Today our provider Miki from Thailand tells us about the importance of natural therapy and herbs in her country:

Natural therapy and herbs from China are very famous throughout the world, however the ones in Thailand are also very popular with tourists and local people. Compared with Chinese herbs, Thai herbs have milder smells and they also work as healing therapy. Furthermore, they work closely with Thai food and desserts. For example “Tom Yum Kung”, a famous and well known Thai soup, has essential herbs including galangal, which is a type of ginger and is good for inflammation of the nose and throat. The dish also includes lemon grass, a remedy for coughs, colds, and fevers. The kaffir lime leaves have citrus notes and give a distinct flavor to Tom Yum Kung Soup. Thai food is not only enjoyable, it is also beneficial to our health.

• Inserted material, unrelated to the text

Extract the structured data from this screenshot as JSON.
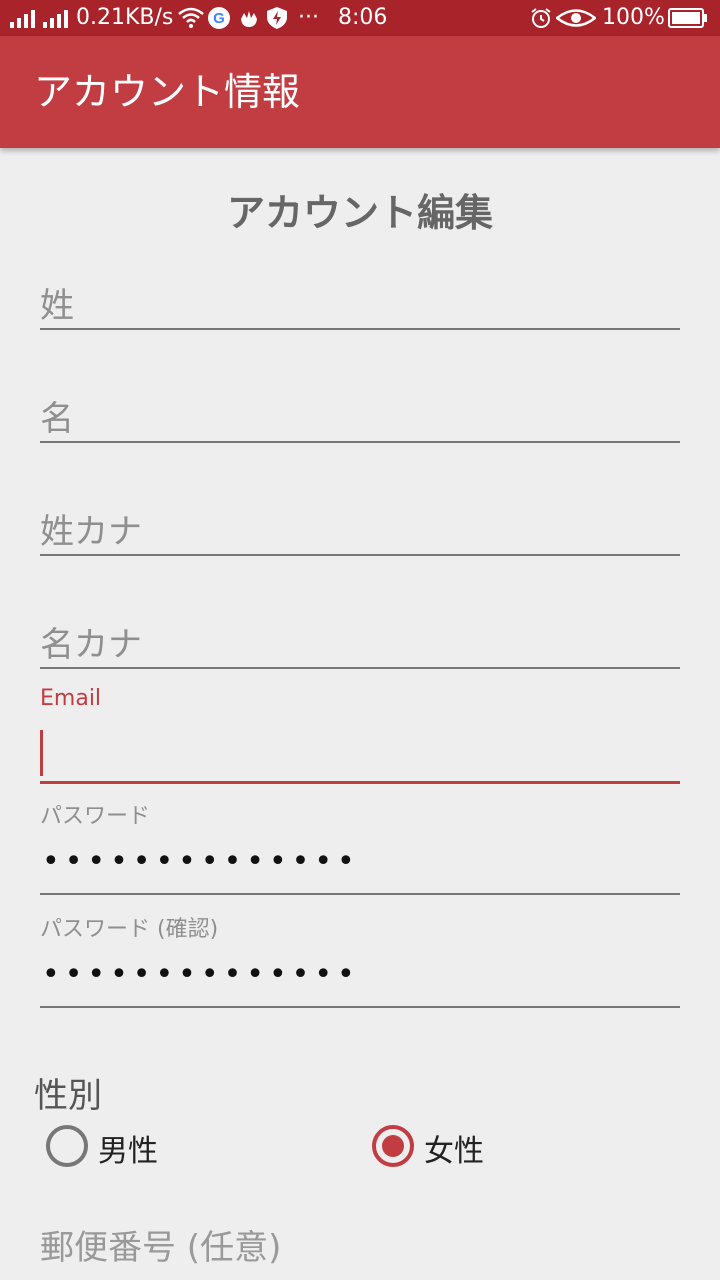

However, there are so many westernized dietary habits that have been adopted in Thailand that is strongly affecting the younger generation and causing obesity.

Herbs are also used in traditional Thai massages. Thai massages are done for relaxation and to help relieve tension. Herbal Ball is a treatment that uses round balls of special herbs. It is used to relieve aches and pains of the body, and it is good for alleviating pain or inflammation.

As you can see by the examples above, Thai herbs are taking root in our daily lives and we can use them easily in food and to alleviate mental stress. When you visit Thailand, please remember to enjoy Thai herbs beyond just sightseeing!